The question to be determined now is whether it was proper to issue a search warrant in order to inspect the premises involved. The warrant procedure is designed to guarantee that a decision to search private property is justified by a reasonable governmental interest. But reasonableness is still the ultimate standard. (Camara v. Municipal Ct., 387 U. S. 523.) If a valid public interest justifies the intrusion contemplated, then there is probable cause to issue a suitably restricted search warrant (Camara v. Municipal Ct., supra). Where considerations of health and safety are involved, the facts that would justify an inference of “ probable cause ” to make an inspection are clearly different from those that would justify such an inference where *736a criminal investigation has been undertaken (Frank v. Maryland, 359 U. S. 360). The test of “probable cause ” required by the Fourth Amendment can take into account the nature of the search that is being sought. (Frank v. Maryland, supra.) Both the Camara and Frank cases (supra) deal with the searches of residences and also of commercial buildings by municipal authorities (building and health inspectors, fire marshals, etc.) for violations of the local building, health, sanitation and fire ordinances. In the Frank case it was held that such inspections may be made without first obtaining a search warrant, the theory being that the safety, health and welfare of the community is at stake.

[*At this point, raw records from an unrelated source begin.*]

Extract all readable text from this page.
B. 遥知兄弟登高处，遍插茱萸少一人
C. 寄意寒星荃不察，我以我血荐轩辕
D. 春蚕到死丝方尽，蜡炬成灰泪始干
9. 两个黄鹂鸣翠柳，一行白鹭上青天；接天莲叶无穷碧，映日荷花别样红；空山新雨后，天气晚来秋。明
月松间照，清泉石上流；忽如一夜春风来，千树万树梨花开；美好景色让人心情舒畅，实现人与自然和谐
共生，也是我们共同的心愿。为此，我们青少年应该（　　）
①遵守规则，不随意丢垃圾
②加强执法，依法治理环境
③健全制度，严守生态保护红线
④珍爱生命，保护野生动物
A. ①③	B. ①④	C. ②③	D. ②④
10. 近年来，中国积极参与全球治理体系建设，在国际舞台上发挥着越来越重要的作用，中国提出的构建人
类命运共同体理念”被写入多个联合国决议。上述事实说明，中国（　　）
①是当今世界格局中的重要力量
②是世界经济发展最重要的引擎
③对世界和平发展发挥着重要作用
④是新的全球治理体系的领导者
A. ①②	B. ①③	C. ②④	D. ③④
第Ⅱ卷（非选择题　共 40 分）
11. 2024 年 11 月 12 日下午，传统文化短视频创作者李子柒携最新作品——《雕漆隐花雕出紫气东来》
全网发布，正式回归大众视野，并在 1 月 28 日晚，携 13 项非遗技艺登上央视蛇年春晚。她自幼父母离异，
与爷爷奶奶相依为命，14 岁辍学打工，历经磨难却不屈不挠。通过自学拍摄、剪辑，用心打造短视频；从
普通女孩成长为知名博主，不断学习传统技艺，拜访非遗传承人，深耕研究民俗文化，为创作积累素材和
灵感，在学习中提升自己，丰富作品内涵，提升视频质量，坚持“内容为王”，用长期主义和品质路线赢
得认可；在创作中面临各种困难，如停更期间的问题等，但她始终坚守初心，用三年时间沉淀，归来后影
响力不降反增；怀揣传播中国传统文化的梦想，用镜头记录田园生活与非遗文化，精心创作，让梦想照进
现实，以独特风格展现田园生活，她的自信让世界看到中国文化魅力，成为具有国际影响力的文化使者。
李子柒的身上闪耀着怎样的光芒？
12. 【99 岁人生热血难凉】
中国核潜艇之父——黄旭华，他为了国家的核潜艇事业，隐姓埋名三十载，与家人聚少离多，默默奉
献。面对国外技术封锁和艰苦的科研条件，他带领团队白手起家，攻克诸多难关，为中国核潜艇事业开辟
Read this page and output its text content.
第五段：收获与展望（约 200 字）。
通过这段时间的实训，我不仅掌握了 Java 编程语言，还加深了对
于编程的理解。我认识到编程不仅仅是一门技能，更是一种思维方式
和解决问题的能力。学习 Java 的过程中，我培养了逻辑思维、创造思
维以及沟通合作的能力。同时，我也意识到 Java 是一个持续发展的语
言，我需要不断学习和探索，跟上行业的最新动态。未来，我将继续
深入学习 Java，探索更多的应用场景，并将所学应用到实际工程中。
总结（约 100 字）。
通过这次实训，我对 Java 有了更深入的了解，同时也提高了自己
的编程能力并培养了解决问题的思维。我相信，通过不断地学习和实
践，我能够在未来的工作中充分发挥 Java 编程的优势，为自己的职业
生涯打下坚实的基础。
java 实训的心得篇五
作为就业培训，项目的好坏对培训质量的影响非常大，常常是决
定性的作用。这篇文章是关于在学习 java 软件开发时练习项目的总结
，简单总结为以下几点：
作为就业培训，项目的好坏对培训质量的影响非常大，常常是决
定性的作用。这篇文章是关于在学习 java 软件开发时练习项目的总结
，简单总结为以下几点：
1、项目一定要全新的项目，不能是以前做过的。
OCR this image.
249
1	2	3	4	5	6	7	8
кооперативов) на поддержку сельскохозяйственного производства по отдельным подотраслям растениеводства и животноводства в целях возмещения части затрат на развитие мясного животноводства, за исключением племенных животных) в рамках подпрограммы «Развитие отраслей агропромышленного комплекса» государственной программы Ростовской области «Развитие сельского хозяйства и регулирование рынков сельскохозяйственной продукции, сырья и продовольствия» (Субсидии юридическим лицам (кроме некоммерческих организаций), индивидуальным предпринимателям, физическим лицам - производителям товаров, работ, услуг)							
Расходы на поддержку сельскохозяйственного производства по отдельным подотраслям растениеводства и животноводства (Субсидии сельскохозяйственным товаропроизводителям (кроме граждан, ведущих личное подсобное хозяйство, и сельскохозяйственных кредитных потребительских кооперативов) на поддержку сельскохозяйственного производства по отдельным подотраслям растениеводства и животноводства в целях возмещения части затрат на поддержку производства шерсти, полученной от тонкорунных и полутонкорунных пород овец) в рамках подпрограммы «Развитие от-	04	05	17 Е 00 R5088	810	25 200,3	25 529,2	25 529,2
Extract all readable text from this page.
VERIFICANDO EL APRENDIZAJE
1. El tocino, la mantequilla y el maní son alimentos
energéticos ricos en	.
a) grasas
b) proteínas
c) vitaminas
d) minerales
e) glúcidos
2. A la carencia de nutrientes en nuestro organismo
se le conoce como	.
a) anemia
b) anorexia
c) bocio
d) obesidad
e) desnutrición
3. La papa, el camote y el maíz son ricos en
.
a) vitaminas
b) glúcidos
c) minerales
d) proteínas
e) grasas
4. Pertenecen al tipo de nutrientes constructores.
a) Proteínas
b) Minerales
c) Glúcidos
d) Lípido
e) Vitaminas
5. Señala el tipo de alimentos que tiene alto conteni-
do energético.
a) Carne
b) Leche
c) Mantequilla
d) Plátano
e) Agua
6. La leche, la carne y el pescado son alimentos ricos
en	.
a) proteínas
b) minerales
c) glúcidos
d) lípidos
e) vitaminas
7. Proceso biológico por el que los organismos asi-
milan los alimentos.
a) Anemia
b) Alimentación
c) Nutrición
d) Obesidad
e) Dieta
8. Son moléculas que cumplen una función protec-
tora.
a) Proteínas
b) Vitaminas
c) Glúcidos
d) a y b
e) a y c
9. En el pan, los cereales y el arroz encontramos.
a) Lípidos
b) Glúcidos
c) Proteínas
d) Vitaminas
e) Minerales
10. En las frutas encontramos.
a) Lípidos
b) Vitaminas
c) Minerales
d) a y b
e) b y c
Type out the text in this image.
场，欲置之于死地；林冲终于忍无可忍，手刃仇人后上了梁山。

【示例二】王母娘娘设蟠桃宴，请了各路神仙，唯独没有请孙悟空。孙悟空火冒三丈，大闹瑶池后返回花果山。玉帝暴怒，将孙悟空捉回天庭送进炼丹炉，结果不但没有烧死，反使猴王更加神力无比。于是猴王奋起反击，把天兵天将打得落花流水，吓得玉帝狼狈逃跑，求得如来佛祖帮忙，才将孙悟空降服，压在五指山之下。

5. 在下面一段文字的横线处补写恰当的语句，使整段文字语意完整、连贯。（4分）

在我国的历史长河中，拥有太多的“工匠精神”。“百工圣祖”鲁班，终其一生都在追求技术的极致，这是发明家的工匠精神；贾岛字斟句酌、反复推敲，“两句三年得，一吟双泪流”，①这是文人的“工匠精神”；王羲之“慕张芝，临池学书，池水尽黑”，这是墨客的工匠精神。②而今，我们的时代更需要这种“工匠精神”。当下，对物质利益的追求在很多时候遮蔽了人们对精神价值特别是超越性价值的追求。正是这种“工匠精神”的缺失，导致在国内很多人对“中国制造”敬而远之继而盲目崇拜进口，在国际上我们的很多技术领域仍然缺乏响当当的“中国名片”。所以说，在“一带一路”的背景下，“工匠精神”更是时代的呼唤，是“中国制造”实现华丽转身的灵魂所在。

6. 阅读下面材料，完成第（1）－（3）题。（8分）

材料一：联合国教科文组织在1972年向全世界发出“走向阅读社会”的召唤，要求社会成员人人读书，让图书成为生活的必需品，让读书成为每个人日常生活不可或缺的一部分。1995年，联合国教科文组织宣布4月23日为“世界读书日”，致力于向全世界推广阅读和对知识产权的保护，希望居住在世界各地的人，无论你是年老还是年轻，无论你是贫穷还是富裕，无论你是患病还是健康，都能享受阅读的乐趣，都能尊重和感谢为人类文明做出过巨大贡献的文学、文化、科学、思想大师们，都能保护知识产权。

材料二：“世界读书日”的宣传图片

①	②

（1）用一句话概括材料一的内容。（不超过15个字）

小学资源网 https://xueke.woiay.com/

The Camara case overruled the Frank case and held that a search warrant must first be obtained by municipal authorities to search the premises for violations of the local municipal code. There is a strong dissenting opinion in the Camara ease which sets forth the vast numbers of violations that are in existence in our cities, and a good argument is made out of why an inspector should not have to first obtain a search warrant. After reading the several cases (Camara, supra, Frank, supra and See v. City of Seattle, 387 U. S. 541) together with the dissenting opinions, it seems to this court that the same high standards for reasonable grounds required in a criminal matter, are not required in a building or zoning violation. In the instant case, a warrant was issued and this court finds that the granting of the search warrant was entirely reasonable.
The defendant’s motion is denied in its entirety.